The Archdiocese of Philadelphia has said that any historic designation of any church property without its consent "allows the government to place undue restrictions on religious structures and property, which in effect interferes with the free practice of our religion."

If Philadelphia were Seattle, that position would be spot on. The Washington state Supreme Court, using the state's constitution, has found that even initiating the designation procedure violates a church's right to free exercise of religion.

Or if Philadelphia were Boston, that position might find traction, as the Massachusetts high court, again using the state's constitution, found the proposed designation of a church interior violated the same right.

Or if Philadelphia were San Francisco, the church, as a "noncommercial property," would be exempt from the designation process.

Pennsylvania and Philadelphia are a different story.

Article I, Section 3, of the Pennsylvania Constitution says "no human authority can . . . control or interfere with the rights of conscience." But in historic designation questions, this butts up against Article I, Section 27, which says Pennsylvanians "have a right . . . to the preservation of the . . . historic and esthetic values of the environment."

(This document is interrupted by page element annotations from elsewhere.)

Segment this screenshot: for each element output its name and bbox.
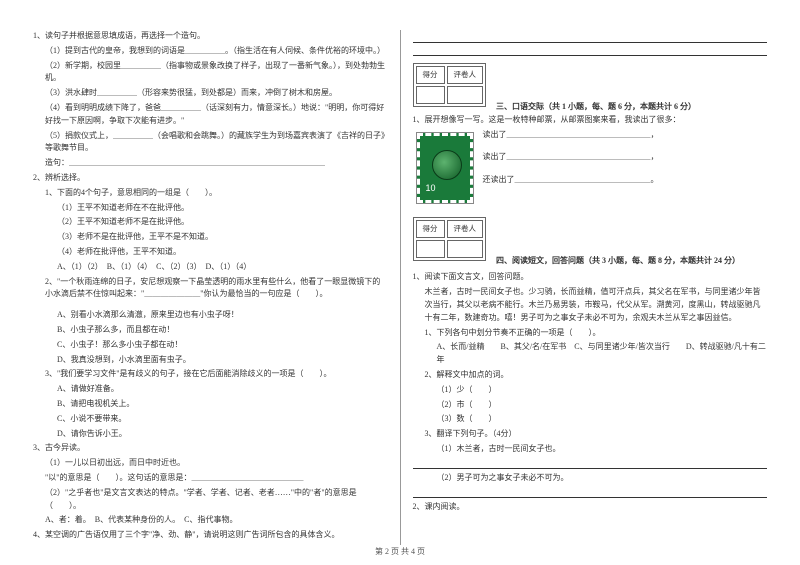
section-4-title: 四、阅读短文，回答问题（共 3 小题，每、题 8 分，本题共计 24 分） — [496, 256, 740, 265]
q3-line: （2）"之乎者也"是文言文表达的特点。"学者、学者、记者、老者……"中的"者"的… — [33, 487, 388, 513]
sec4-q1-stem: 1、阅读下面文言文，回答问题。 — [413, 271, 768, 284]
grader-label: 评卷人 — [447, 66, 484, 84]
stamp-image — [417, 133, 473, 203]
q2-1-opt: （1）王平不知道老师在不在批评他。 — [33, 202, 388, 215]
sec4-sub3-line: （2）男子可为之事女子未必不可为。 — [413, 472, 768, 485]
q3-stem: 3、古今异读。 — [33, 442, 388, 455]
q2-stem: 2、辨析选择。 — [33, 172, 388, 185]
sec4-sub1-opts: A、长而/益精 B、其父/名/在军书 C、与同里诸少年/皆次当行 D、转战驱驰/… — [413, 341, 768, 367]
q2-3-opt: D、请你告诉小王。 — [33, 428, 388, 441]
grader-cell[interactable] — [447, 86, 484, 104]
q2-3-opt: B、请把电视机关上。 — [33, 398, 388, 411]
q4-stem: 4、某空调的广告语仅用了三个字"净、劲、静"，请说明这则广告词所包含的具体含义。 — [33, 529, 388, 542]
sec4-sub2-opt: （1）少（ ） — [413, 384, 768, 397]
right-column: 得分 评卷人 三、口语交际（共 1 小题，每、题 6 分，本题共计 6 分） 1… — [405, 30, 776, 545]
left-column: 1、读句子并根据意思填成语，再选择一个造句。 （1）提到古代的皇帝，我想到的词语… — [25, 30, 396, 545]
q2-1-opt: （2）王平不知道老师不是在批评他。 — [33, 216, 388, 229]
q2-3-stem: 3、"我们要学习文件"是有歧义的句子，接在它后面能消除歧义的一项是（ ）。 — [33, 368, 388, 381]
sec4-sub2-opt: （2）市（ ） — [413, 399, 768, 412]
sec4-sub3-line: （1）木兰者，古时一民间女子也。 — [413, 443, 768, 456]
answer-line[interactable] — [413, 459, 768, 469]
grader-label: 评卷人 — [447, 220, 484, 238]
sec3-line[interactable]: 还读出了＿＿＿＿＿＿＿＿＿＿＿＿＿＿＿＿＿。 — [483, 174, 733, 187]
sec4-q2: 2、课内阅读。 — [413, 501, 768, 514]
q2-1-stem: 1、下面的4个句子，意思相同的一组是（ ）。 — [33, 187, 388, 200]
column-divider — [400, 30, 401, 545]
stamp-row: 读出了＿＿＿＿＿＿＿＿＿＿＿＿＿＿＿＿＿＿， 读出了＿＿＿＿＿＿＿＿＿＿＿＿＿＿… — [413, 129, 768, 207]
score-box: 得分 评卷人 — [413, 63, 487, 107]
q2-3-opt: C、小说不要带来。 — [33, 413, 388, 426]
q3-line: "以"的意思是（ ）。这句话的意思是：＿＿＿＿＿＿＿＿＿＿＿＿＿＿ — [33, 472, 388, 485]
q2-2-stem: 2、"一个秋雨连绵的日子，安尼想观察一下晶莹透明的雨水里有些什么，他看了一眼显微… — [33, 276, 388, 302]
page-footer: 第 2 页 共 4 页 — [0, 546, 800, 559]
score-cell[interactable] — [416, 240, 445, 258]
q1-item: （2）新学期，校园里＿＿＿＿＿（指事物或景象改换了样子，出现了一番新气象。），到… — [33, 60, 388, 86]
answer-line[interactable] — [413, 46, 768, 56]
q2-2-opt: D、我真没想到，小水滴里面有虫子。 — [33, 354, 388, 367]
q2-1-choices: A、（1）（2） B、（1）（4） C、（2）（3） D、（1）（4） — [33, 261, 388, 274]
section-3-title: 三、口语交际（共 1 小题，每、题 6 分，本题共计 6 分） — [496, 102, 696, 111]
score-label: 得分 — [416, 220, 445, 238]
q2-2-opt: B、小虫子那么多，而且都在动！ — [33, 324, 388, 337]
sec3-line[interactable]: 读出了＿＿＿＿＿＿＿＿＿＿＿＿＿＿＿＿＿＿， — [483, 151, 733, 164]
page-container: 1、读句子并根据意思填成语，再选择一个造句。 （1）提到古代的皇帝，我想到的词语… — [0, 0, 800, 565]
sec3-line[interactable]: 读出了＿＿＿＿＿＿＿＿＿＿＿＿＿＿＿＿＿＿， — [483, 129, 733, 142]
sec3-stem: 1、展开想像写一写。这是一枚特种邮票，从邮票图案来看，我读出了很多： — [413, 114, 768, 127]
q2-2-opt: C、小虫子！那么多小虫子都在动！ — [33, 339, 388, 352]
sec4-passage: 木兰者，古时一民间女子也。少习骑，长而益精，值可汗点兵，其父名在军书，与同里诸少… — [413, 286, 768, 324]
q1-item: （3）洪水肆时＿＿＿＿＿（形容来势很猛，到处都是）而来，冲倒了树木和房屋。 — [33, 87, 388, 100]
answer-line[interactable] — [413, 33, 768, 43]
grader-cell[interactable] — [447, 240, 484, 258]
q2-3-opt: A、请做好准备。 — [33, 383, 388, 396]
sec4-sub1: 1、下列各句中划分节奏不正确的一项是（ ）。 — [413, 327, 768, 340]
q3-line: A、者：着。 B、代表某种身份的人。 C、指代事物。 — [33, 514, 388, 527]
q1-item: （5）捐款仪式上，＿＿＿＿＿（会唱歌和会跳舞。）的藏族学生为到场嘉宾表演了《吉祥… — [33, 130, 388, 156]
score-box: 得分 评卷人 — [413, 217, 487, 261]
sec4-sub2: 2、解释文中加点的词。 — [413, 369, 768, 382]
q2-1-opt: （4）老师在批评他，王平不知道。 — [33, 246, 388, 259]
q1-item: （1）提到古代的皇帝，我想到的词语是＿＿＿＿＿。（指生活在有人伺候、条件优裕的环… — [33, 45, 388, 58]
q1-blank: 造句：＿＿＿＿＿＿＿＿＿＿＿＿＿＿＿＿＿＿＿＿＿＿＿＿＿＿＿＿＿＿＿＿ — [33, 157, 388, 170]
answer-line[interactable] — [413, 488, 768, 498]
q1-stem: 1、读句子并根据意思填成语，再选择一个造句。 — [33, 30, 388, 43]
score-cell[interactable] — [416, 86, 445, 104]
q2-1-opt: （3）老师不是在批评他，王平不是不知道。 — [33, 231, 388, 244]
sec4-sub3: 3、翻译下列句子。（4分） — [413, 428, 768, 441]
sec4-sub2-opt: （3）数（ ） — [413, 413, 768, 426]
score-label: 得分 — [416, 66, 445, 84]
q3-line: （1）一儿以日初出远，而日中时近也。 — [33, 457, 388, 470]
q1-item: （4）看到明明成绩下降了，爸爸＿＿＿＿＿（话深刻有力，情意深长。）地说："明明，… — [33, 102, 388, 128]
q2-2-opt: A、别看小水滴那么清澈，原来里边也有小虫子呀！ — [33, 309, 388, 322]
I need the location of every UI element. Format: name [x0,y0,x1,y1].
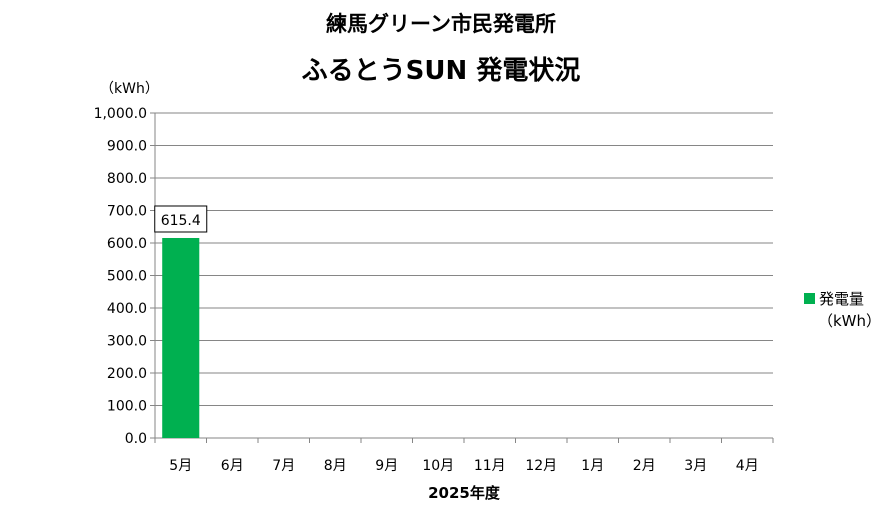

The state Supreme Court has said this provision "establishes a state policy for the preservation of historic resources" and that the Philadelphia historic preservation ordinance is consistent with that mandate. The ordinance, in turn, says preservation is a public necessity and enhances "the health, prosperity, and welfare of the people of Philadelphia." The ordinance describes, in detail, the process for designation and the process for reconsideration or modification of the designation. A building is defined as "any structure, its site, and appurtenances created to shelter any form of human activity."

Our courts have ruled that freedom of worship does not mean exemption from reasonable police-power regulations; the historic preservation ordinance is reasonable. But in 2002, our legislature enacted the Religious Freedom Protection Act, which says the state and local governments should not "substantially burden the free exercise of religion without compelling justification." An exception can be made if the burden furthers "a compelling interest" and the means adopted are the "least restrictive" needed.

Putting aside the tempting federal constitutional questions about such legislation, the act does not prohibit historic designation of church property. It does permit the church an opportunity to prove that designation would deny it the means to engage in activities fundamental to its religion. If Philadelphia were Seattle, that task would be a cinch. But Washington is an outlier.

Historic preservation ordinances such as Philadelphia's are neutral laws of general application that do not, on their face, impose a substantial burden on the free exercise of religion. Nor do they in application, given a process for relief if designation imposes a substantial burden. It is the church's obligation to establish that designation would prevent it from carrying out its mission.

John Nivala is a professor emeritus at Widener University Delaware Law School.